LA CORTE SUPREMA DI CASSAZIONE

SEZIONE SESTA CIVILE

SOTTOSEZIONE L

Composta dagli Ill.mi Sigg.ri Magistrati:

Dott. CURZIO Pietro – Presidente –

Dott. ARIENZO Rosa – Consigliere –

Dott. FERNANDES Giulio – Consigliere –

Dott. GHINOY Paola – Consigliere –

Dott. MAROTTA Caterina – rel.
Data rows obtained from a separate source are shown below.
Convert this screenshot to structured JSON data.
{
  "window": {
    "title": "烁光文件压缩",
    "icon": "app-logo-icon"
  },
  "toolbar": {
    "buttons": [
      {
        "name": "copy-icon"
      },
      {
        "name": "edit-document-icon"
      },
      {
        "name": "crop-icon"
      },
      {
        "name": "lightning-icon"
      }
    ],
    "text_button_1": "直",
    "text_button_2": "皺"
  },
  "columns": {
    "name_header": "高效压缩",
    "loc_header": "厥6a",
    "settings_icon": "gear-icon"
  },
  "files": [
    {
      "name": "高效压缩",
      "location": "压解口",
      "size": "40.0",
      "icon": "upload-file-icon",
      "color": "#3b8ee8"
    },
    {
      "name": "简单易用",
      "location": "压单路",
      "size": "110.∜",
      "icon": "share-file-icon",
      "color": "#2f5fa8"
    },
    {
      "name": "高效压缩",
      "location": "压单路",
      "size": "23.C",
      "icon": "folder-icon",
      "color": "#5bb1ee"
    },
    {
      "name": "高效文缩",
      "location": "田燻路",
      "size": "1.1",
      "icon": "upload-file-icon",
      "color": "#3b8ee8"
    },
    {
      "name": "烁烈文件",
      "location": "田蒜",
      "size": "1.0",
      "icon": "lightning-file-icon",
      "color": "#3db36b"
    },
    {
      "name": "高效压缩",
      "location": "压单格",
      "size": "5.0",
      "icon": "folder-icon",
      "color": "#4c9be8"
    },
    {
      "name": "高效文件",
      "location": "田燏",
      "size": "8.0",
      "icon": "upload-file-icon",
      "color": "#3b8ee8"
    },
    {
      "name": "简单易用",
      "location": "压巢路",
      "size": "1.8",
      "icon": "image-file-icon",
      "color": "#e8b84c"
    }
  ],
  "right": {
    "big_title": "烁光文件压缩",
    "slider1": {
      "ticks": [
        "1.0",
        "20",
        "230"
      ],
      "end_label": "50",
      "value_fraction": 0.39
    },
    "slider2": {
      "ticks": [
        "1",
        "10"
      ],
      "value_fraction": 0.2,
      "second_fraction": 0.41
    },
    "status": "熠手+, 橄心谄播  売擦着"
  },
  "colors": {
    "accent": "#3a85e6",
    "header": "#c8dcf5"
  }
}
Consigliere –

ha pronunciato la seguente:

ORDINANZA

sul ricorso 23839/014 proposto da:

FATA S.R.L., (P.I. (OMISSIS)), in persona dell’Amministratore Unico e

legale rappresentante, elettivamente domiciliata in ROMA, VIA

GIOVANNI NICOTERA 29, presso lo studio dell’avvocato MARIA DONATA

TORTORICI, che la rappresenta e difende giusta procura a margine del

ricorso;

– ricorrente –

contro

I.N.P.S. – ISTITUTO NAZIONALE DELLA PREVIDENZA SOCIALE, (C.F.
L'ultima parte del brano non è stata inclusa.